Why Two Tasks Instead of One?
The book makes a good point here. You could put all the logic in one function. But you shouldn’t. Each task in a pipeline should be atomic, meaning it can stand on its own. If everything is in one function and it fails, you don’t know if the read failed or the write failed. With separate tasks, Airflow shows you exactly where things broke.
This matters more as your pipelines get complicated.
The Boilerplate
Every Airflow DAG needs:
- Library imports (DAG, operators, your custom libraries)
- Default arguments (owner, start date, retries, retry delay)

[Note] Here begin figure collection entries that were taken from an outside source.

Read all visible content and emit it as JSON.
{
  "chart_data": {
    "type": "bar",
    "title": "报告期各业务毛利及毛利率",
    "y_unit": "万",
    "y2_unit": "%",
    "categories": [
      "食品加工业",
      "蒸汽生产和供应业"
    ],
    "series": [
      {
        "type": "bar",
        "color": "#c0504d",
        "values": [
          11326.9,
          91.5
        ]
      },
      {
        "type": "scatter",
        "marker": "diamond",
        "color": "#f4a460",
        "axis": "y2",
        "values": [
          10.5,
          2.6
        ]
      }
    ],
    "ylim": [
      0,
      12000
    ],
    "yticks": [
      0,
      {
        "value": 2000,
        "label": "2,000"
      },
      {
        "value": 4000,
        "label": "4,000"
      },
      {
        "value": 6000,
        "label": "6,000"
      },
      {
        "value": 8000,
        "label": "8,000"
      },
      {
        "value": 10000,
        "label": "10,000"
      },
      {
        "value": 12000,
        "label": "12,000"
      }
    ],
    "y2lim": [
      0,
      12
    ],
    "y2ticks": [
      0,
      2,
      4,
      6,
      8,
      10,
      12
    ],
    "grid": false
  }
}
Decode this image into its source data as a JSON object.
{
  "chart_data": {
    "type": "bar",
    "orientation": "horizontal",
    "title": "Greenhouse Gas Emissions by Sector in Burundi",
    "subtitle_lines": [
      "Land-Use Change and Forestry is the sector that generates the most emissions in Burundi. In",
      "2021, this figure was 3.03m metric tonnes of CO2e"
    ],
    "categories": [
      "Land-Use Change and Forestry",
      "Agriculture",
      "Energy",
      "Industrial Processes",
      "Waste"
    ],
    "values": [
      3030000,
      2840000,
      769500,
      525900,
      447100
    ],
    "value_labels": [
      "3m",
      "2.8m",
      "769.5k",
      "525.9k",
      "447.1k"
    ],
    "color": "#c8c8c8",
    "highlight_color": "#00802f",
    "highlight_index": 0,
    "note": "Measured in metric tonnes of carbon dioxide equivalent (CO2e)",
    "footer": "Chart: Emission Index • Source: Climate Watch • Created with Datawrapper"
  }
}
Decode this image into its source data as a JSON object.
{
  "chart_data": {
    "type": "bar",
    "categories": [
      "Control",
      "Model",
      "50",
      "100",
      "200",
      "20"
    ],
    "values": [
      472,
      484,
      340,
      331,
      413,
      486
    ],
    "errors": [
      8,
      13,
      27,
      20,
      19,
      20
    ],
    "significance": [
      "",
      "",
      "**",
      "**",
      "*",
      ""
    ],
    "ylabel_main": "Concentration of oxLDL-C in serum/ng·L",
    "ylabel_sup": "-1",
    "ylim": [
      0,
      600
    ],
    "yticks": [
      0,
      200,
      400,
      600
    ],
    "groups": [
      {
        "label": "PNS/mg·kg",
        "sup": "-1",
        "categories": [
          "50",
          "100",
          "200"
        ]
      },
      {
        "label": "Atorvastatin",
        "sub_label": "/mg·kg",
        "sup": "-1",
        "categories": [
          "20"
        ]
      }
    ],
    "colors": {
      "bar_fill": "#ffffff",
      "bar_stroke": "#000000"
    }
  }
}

- The DAG definition with a schedule interval
- Operator definitions linking tasks to Python functions
The schedule interval can be a cron expression or a timedelta. In the example, the DAG runs every 5 minutes.
The Idempotency Problem
Here’s the problem the book flags: this pipeline is NOT idempotent. Every time it runs, it inserts the same records into Elasticsearch again with new IDs. So after a few runs, you have duplicates everywhere.
Idempotent means running something multiple times produces the same result as running it once. That’s a critical property for production pipelines. The book says it’ll address this in Section 2 (Chapter 7, Features of a Production Pipeline).
This is a good callout. It’s easy to build a pipeline that works once. Building one that works correctly on the 100th run is the real challenge.
Building the Same Pipeline in NiFi
NiFi takes a different approach. Instead of writing Python code, you drag and drop processors onto a canvas and configure them.
Three Processors
The NiFi version has three steps instead of two:
- ExecuteSQLRecord: connects to PostgreSQL and runs the SELECT query
- SplitText: takes the batch result and splits it into individual records (one flowfile per row)
- PutElasticsearchHttp: sends each record to Elasticsearch
Configuration Details
The ExecuteSQLRecord processor needs a DBCPConnectionPool service. This is where you configure your database connection using a JDBC connection string. The book has a nice tip: name the service after the database (like “dataengineering”), not after the database type (“PostgreSQL”). You’ll have multiple PostgreSQL connections eventually, and naming by type gets confusing fast.
You also need a JSONRecordSetWriter service with “Output Grouping” set to “One Line Per Object”. This is important and easy to miss.
The SplitText processor splits the output into individual flowfiles, one per line. And the PutElasticsearchHttp processor sends them to Elasticsearch at localhost:9200.
Same Idempotency Issue
Just like the Airflow version, this NiFi pipeline is not idempotent. Every run duplicates data. The fix comes later in the book.
Key Takeaways
psycopg2 for PostgreSQL: connect, cursor, execute, commit. That’s the pattern. Always commit after inserts.
Elasticsearch Python client: simpler connection model, JSON in and out. Use helpers.bulk() for large datasets. Use scroll for large result sets over 10,000 docs.
pandas is the bridge:
read_sql()for databases,read_csv()for files. DataFrames make it easy to move data between formats.Atomic tasks: keep pipeline steps separate. One task, one job. Makes debugging possible.
Idempotency matters: a pipeline that creates duplicates on every run is broken for production. This is a design problem, not a coding problem.
NiFi vs Airflow: NiFi is visual and configuration-driven. Airflow is code-driven. Both can build the same pipeline. Your team’s skills and preferences should guide the choice.
The chapter does a solid job of covering both relational and NoSQL databases in a practical way. The progression from “here’s how to connect” to “here’s a full pipeline” makes sense. The honest acknowledgment that these pipelines aren’t production-ready yet is refreshing. Too many tutorials pretend the happy path is the only path.
Next chapter covers cleaning and transforming data, which is what happens between the extract and load phases. That’s where the real data engineering work lives.